The Natural Prozac
On a fall afternoon in the mid-'80s, I sat on the tweed sofa in my psychiatrist's office, two years after entering therapy, feeling as depressed as I'd ever felt in my life, as she told me that I was one of those people who would always have empty pockets. What she meant, I assumed, was that my depression would forever interfere with my ability to feel fulfilled. What I heard was a life-sentenceI was a depressive.
Then, in 1989, I went to Kripalu Center for Yoga and Health in Lenox, Massachusetts. Though I'd been meditating irregularly since 1970, it was there that I took my first yoga class. The language of the class seemed familiar to me from a brief stint in cognitive therapy. If I could change the way I thought about myself and my life to thinking I wasn't a depressive but a person who sometimes felt depressed, my feelings would follow. In class, we were encouraged to listen to the wisdom of our bodies and to simply be aware of the sensations we felt as we moved into, held, and released an asana. So simple. So radically life-changing. Physically, I felt like Rip Van Winkle, waking up, in my case, after nearly 40 years of sleep.

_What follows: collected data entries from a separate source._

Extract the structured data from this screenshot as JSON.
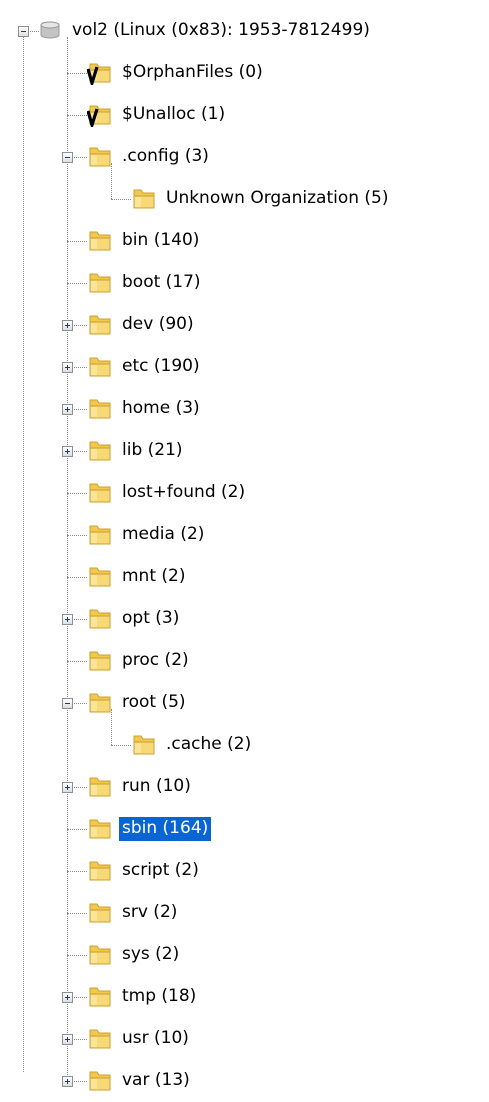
{
  "tree": {
    "root": {
      "label": "vol2 (Linux (0x83): 1953-7812499)",
      "icon": "disk-icon",
      "state": "expanded"
    },
    "items": [
      {
        "label": "$OrphanFiles (0)",
        "icon": "virtual-folder-icon",
        "depth": 1
      },
      {
        "label": "$Unalloc (1)",
        "icon": "virtual-folder-icon",
        "depth": 1
      },
      {
        "label": ".config (3)",
        "icon": "folder-icon",
        "depth": 1,
        "state": "expanded"
      },
      {
        "label": "Unknown Organization (5)",
        "icon": "folder-icon",
        "depth": 2
      },
      {
        "label": "bin (140)",
        "icon": "folder-icon",
        "depth": 1
      },
      {
        "label": "boot (17)",
        "icon": "folder-icon",
        "depth": 1
      },
      {
        "label": "dev (90)",
        "icon": "folder-icon",
        "depth": 1,
        "state": "collapsed"
      },
      {
        "label": "etc (190)",
        "icon": "folder-icon",
        "depth": 1,
        "state": "collapsed"
      },
      {
        "label": "home (3)",
        "icon": "folder-icon",
        "depth": 1,
        "state": "collapsed"
      },
      {
        "label": "lib (21)",
        "icon": "folder-icon",
        "depth": 1,
        "state": "collapsed"
      },
      {
        "label": "lost+found (2)",
        "icon": "folder-icon",
        "depth": 1
      },
      {
        "label": "media (2)",
        "icon": "folder-icon",
        "depth": 1
      },
      {
        "label": "mnt (2)",
        "icon": "folder-icon",
        "depth": 1
      },
      {
        "label": "opt (3)",
        "icon": "folder-icon",
        "depth": 1,
        "state": "collapsed"
      },
      {
        "label": "proc (2)",
        "icon": "folder-icon",
        "depth": 1
      },
      {
        "label": "root (5)",
        "icon": "folder-icon",
        "depth": 1,
        "state": "expanded"
      },
      {
        "label": ".cache (2)",
        "icon": "folder-icon",
        "depth": 2
      },
      {
        "label": "run (10)",
        "icon": "folder-icon",
        "depth": 1,
        "state": "collapsed"
      },
      {
        "label": "sbin (164)",
        "icon": "folder-icon",
        "depth": 1,
        "selected": true
      },
      {
        "label": "script (2)",
        "icon": "folder-icon",
        "depth": 1
      },
      {
        "label": "srv (2)",
        "icon": "folder-icon",
        "depth": 1
      },
      {
        "label": "sys (2)",
        "icon": "folder-icon",
        "depth": 1
      },
      {
        "label": "tmp (18)",
        "icon": "folder-icon",
        "depth": 1,
        "state": "collapsed"
      },
      {
        "label": "usr (10)",
        "icon": "folder-icon",
        "depth": 1,
        "state": "collapsed"
      },
      {
        "label": "var (13)",
        "icon": "folder-icon",
        "depth": 1,
        "state": "collapsed"
      }
    ]
  },
  "colors": {
    "selection": "#0a64d2",
    "folder": "#f2c94c",
    "checkmark": "#000000"
  }
}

What was this miracle taking place? I had always been an exercise nut. Why was this particular form of exercise not only making me feel better but changing my life? Within a year, I was no longer taking antidepressants. Six months after that, I was sitting in a workshop, in which the leader asked us to name ourselves. I closed my eyes and without hesitation, named myself "Abundance." What happened to those "always empty pockets?" I still had sad feelings from time to time, but the kind of mind-numbing depression that prevented me from properly putting two shoes in a shoe box or remembering how to fold a bridge chair was now just a story I could tell about how I used to be. If yoga worked so well for me, why weren't shrinks across the nation prescribing it to the millions they were putting on Prozac and other antidepressants, costing Americans $44 billion annually?

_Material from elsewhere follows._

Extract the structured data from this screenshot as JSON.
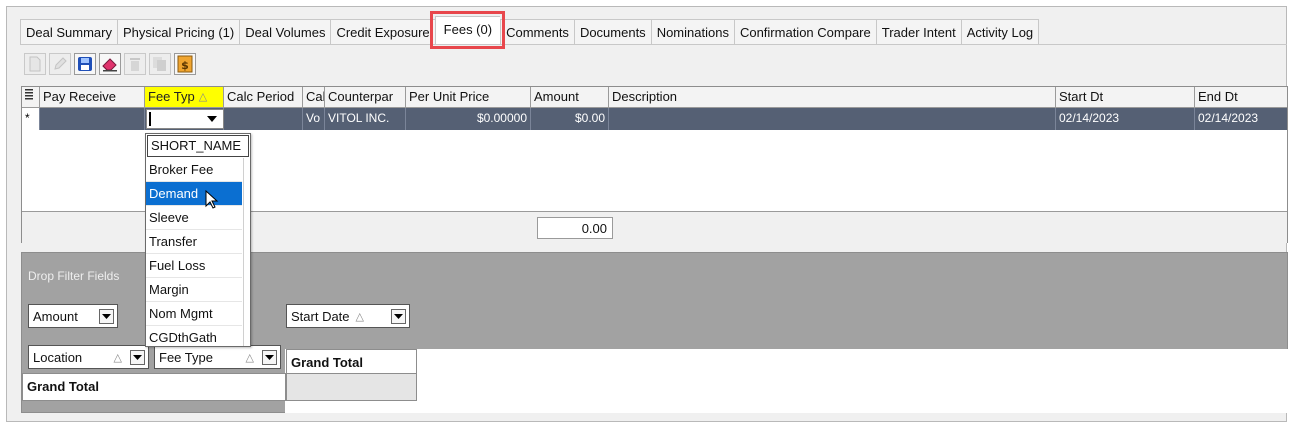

There are billions to be made by the pharmaceutical industry with the promotion of the concept that what ails us is our brain chemistry, and if we take a pill, we'll be okay. Actually, for some of us, this may be true. A pill like Prozac or one of the other selective serotonin re-uptake inhibitors (SSRIs) can increase the amount of serotonin in our brains, and we may feel better.

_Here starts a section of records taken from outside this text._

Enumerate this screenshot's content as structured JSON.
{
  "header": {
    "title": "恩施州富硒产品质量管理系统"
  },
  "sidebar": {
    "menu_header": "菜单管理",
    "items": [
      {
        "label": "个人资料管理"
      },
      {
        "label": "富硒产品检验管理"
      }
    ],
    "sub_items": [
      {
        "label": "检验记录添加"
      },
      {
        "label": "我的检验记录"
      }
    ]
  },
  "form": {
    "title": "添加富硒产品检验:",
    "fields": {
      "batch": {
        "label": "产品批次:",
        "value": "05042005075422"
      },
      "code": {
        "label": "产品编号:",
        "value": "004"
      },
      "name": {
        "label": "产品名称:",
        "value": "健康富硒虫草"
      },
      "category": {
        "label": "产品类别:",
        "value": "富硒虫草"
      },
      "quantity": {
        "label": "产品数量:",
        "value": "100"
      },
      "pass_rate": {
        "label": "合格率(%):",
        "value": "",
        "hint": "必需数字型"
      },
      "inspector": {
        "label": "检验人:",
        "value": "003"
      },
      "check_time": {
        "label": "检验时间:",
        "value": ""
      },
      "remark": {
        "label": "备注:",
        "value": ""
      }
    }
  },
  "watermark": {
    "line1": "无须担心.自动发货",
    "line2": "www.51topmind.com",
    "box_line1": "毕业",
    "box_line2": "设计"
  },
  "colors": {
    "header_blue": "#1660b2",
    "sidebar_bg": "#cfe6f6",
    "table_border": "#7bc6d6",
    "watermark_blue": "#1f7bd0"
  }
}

But what's wrong with this picture? Why are so many of us allegedly serotonin deficient? Research with rhesus monkeys has clearly demonstrated that early trauma, such as separation from the mother, actually changes brain chemistry. Studies have also shown that stress itself, including the stress of social separation, affects the balance of serotonin in the brain. Could it be that the stressors inherent in our modern culture are the source of an international serotonin deficiency, causing depression in epidemic proportions? "Many of us, it seems, at the fin de siËcle, live deeply disconnected from our well-springs of meaning and purpose, our vitality and authenticity," says psychotherapist and yogi Stephen Cope, author of the book Yoga and the Quest for the True Self (Bantam, 1999). Certainly, our postmodern culture has created a widespread emotional impoverishment. Since World War II, depression and suicide among adolescents has more than tripled. Even more startling evidence of our suffering is found in a study published in 1994, which determined that among people between the ages of 18 and 54, nearly half had suffered from a serious psychiatric illness.